Job Description SummaryWe are seeking a passionate and driven individual to join GE HealthCare’s Regulatory Affairs (RA) team. The RA Specialist will be responsible for obtaining and maintaining product registrations and business licenses in accordance with local regulations, company SOPs, and the strategic direction set by the GRL (Global Regulatory Lead). This role will serve as a vital regulatory partner to local cross-functional teams and global stakeholders to support product launches and ensure compliance throughout the product lifecycle.

Job Description

[HR Talk]

GE헬스케어 조영제 사업부에서 RA 업무를 담당하실분을 채용합니다. 제약회사에서 RA 업무를 최소 2년이상 하신 후보자를 우대하며 영어 커뮤니케이션이 원활하신 후보자를 선호합니다.

Product Registration & Maintenance

Develop regulatory strategies aligned with the product launch plan and GRL direction.

Prepare and submit MFDS applications in accordance with Korean regulations and GE HealthCare SOPs.

Collaborate with GRL and internal cross-functional teams to implement bridging strategies for marketing authorization.

Maintain product licenses by updating CMC, CCDS, and safety information as needed.

Review promotional and external communication materials for regulatory compliance.

Manage business licenses to support commercial operations.

Cross-functional Regulatory Support

Provide timely and accurate regulatory insights to internal teams (Medical, Commercial, Quality, etc.).

Participate in cross-functional projects and provide regulatory perspectives in decision-making processes.

External Collaboration & Regulatory Intelligence

Build and maintain effective working relationships with MFDS, MoHW, and relevant industry associations.

Monitor local regulatory changes and contribute to shaping policies aligned with GE HealthCare’s business strategy.

Represent GE HealthCare in regulatory forums when required.

Qualifications:

Minimum 2 years of experience in Regulatory Affairs within the pharmaceutical or healthcare industry or Korean health authority (MFDS etc.).

Degree in Pharmacy or Life Sciences. Pharmacist license is preferred.

Fluent in Korean and English (both written and verbal communication).

Solid understanding of Korean pharmaceutical regulations and regulatory procedures.

Knowledge of drug development and product lifecycle management.

Inclusion and Diversity

GE Healthcare is an Equal Opportunity Employer where inclusion matters.
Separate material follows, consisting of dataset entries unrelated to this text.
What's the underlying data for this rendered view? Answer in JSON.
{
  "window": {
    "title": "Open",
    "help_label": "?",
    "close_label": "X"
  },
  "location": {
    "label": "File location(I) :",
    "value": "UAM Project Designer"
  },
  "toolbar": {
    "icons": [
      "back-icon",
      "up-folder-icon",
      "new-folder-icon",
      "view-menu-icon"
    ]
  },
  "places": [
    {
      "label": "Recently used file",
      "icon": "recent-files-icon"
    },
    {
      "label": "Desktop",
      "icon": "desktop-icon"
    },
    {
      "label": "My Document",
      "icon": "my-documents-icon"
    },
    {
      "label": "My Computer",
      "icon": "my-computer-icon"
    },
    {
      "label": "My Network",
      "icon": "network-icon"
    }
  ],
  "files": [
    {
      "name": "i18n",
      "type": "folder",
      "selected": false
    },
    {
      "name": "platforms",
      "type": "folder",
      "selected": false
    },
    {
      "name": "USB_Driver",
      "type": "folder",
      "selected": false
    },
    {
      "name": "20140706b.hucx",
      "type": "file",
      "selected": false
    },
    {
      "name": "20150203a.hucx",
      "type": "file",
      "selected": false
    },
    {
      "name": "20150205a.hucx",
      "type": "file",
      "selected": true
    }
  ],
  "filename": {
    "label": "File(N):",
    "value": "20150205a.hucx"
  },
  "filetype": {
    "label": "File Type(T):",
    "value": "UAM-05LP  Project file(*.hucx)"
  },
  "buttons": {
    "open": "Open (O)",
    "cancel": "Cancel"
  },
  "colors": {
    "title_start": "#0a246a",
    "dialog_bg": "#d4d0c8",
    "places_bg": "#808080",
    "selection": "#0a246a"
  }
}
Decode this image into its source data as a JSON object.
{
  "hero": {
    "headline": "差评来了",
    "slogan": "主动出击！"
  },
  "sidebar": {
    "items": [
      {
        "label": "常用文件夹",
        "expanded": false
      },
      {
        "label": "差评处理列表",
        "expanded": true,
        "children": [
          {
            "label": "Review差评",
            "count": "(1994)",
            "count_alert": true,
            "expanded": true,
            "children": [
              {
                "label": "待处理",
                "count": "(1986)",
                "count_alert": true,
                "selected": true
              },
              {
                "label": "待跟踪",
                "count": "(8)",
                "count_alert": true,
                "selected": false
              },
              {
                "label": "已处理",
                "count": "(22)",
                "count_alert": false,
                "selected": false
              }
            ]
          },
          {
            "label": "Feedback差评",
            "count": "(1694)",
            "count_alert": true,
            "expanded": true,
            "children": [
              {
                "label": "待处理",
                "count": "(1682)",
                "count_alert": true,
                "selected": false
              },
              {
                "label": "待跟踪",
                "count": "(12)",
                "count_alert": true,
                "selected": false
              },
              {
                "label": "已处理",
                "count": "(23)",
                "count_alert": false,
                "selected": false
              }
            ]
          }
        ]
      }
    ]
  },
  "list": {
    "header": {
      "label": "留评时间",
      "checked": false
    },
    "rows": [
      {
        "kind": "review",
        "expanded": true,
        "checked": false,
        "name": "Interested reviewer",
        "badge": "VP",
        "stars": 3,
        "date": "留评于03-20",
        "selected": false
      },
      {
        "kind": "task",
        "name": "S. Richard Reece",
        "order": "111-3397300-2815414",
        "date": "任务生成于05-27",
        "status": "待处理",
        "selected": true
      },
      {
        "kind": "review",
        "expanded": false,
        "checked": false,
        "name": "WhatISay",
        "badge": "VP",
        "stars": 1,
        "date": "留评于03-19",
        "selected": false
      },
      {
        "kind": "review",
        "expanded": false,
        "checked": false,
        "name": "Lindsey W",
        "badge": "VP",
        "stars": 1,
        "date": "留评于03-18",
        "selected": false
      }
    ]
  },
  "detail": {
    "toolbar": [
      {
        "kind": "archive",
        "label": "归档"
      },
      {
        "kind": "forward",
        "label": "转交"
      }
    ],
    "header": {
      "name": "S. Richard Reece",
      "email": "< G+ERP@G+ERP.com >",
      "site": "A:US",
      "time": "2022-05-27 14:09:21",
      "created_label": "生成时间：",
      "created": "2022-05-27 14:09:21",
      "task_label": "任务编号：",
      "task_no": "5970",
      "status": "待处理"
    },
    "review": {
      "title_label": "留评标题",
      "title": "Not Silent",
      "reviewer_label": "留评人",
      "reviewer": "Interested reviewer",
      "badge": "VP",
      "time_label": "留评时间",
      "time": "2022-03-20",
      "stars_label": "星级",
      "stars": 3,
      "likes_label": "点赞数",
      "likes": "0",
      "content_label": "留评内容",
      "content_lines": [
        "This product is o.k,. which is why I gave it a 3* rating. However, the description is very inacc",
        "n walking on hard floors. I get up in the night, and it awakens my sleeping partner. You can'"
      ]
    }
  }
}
Employment decisions are made without regard to race, color, religion, national or ethnic origin, sex, sexual orientation, gender identity or expression, age, disability, protected veteran status or other characteristics protected by law.

We expect all employees to live and breathe our behaviors: to act with humility and build trust; lead with transparency; deliver with focus, and drive ownership – always with unyielding integrity.

Our total rewards are designed to unlock your ambition by giving you the boost and flexibility you need to turn your ideas into world-changing realities. Our salary and benefits are everything you’d expect from an organization with global strength and scale, and you’ll be surrounded by career opportunities in a culture that fosters care, collaboration and support.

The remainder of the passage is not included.